Q. What are the X-factors you’re looking for in people you hire?
A. An important one is the person’s ability to communicate. Are they able to make an argument and convey that argument? In many of our hiring situations, we’ll give people case studies to see how they write.
I’m not a big believer in long meetings and PowerPoints.
I want people to analyze issues and think deeply about them instead of just getting a bunch of people together in a room and having everybody give their knee-jerk reaction to something. I’m not a big believer in long meetings and PowerPoints. I’m a believer in sentences and paragraphs, and that’s how a lot of our internal communication and decision-making happens.
Somebody who tries to get their way by dint of personality, instead of cold analytics, isn’t going to play well in my world. I’m looking for somebody who is all about making the whole larger than the sum of the parts, as opposed to being the top performer and recognized by all as such.
In my experience, you can often weed that out by simply asking people to talk about their own successes.
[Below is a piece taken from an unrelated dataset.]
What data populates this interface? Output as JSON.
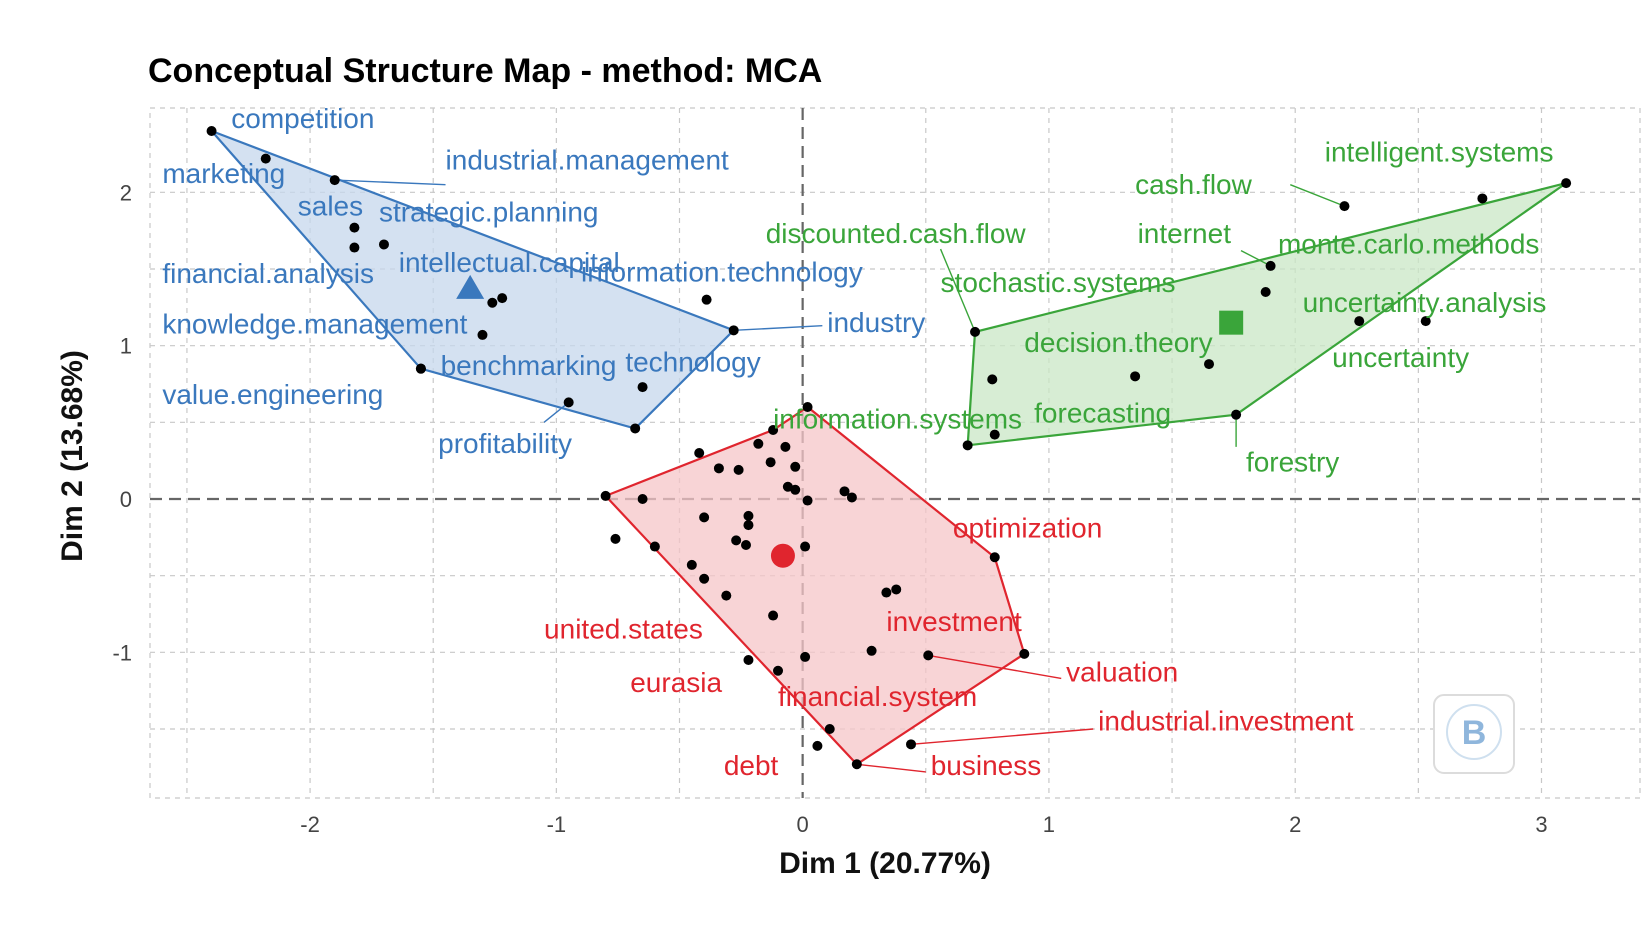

I’m listening for whether they talk about the support and participation of many other people, or are they trying to take sole credit for everything?
Q. If you were speaking to an audience of students who wanted to start their own companies, what would you advise them?
A. The first thing I would say is to not drink the Kool-Aid that the best approach to founding a business is to graduate and try to do it right away. There is real value in being exposed to a variety of other business experiences first. While there are certainly famous stories of college students founding startups like Microsoft and Facebook, there are far more stories of failures.
I strongly favor people getting some broad experience, and a variety of roles are particularly useful for that, including consulting, investment banking, law, and so on — jobs where you’re not just seeing one company and one industry, but where you’re bouncing from company to company and industry to industry for a little while. Anything that gives you a broad ability to see how other people do things and to learn rapidly from them would be my first piece of advice.
When aspiring entrepreneurs do start building a company, I would advise them not to try to grow beyond their capacity to manage growth, especially if they seem like they’ve latched onto something that is going to be successful and is going to scale quickly. There’s the temptation to try to seize the moment and grab every ounce of market share that they can. All too often, that leads to the business overextending itself and the founder losing control of it.
The third lesson is, don’t take the money that people offer you. Try to hold as much equity in the business as you can for as long as you can, and don’t necessarily believe that having a fancy term sheet from a VC fund is going to be good for you in the long-term.
Q. What would your advice be to a different audience — MBA students who want to climb the ladder at a Fortune 500 company?
A. Take the very best job that you can get coming out of business school, and don’t necessarily assume that you have complete insight into what you want to do or the best career path for you. Don’t pigeonhole yourself too early. Instead, take the job that is going to give you the greatest experience and challenge, and that will provide a strong hook on your resume for future employers.
Be prepared to be flexible. Don’t have a ten-year horizon. Go into something and then see if you like it. In today’s economy, there is not a penalty for people trying several things before they settle on what they want to do. It’s not necessary for you to decide coming out of business school that you want to be, say, a consumer marketer for your entire career. I would discourage people from thinking that way and instead encourage them to play the field.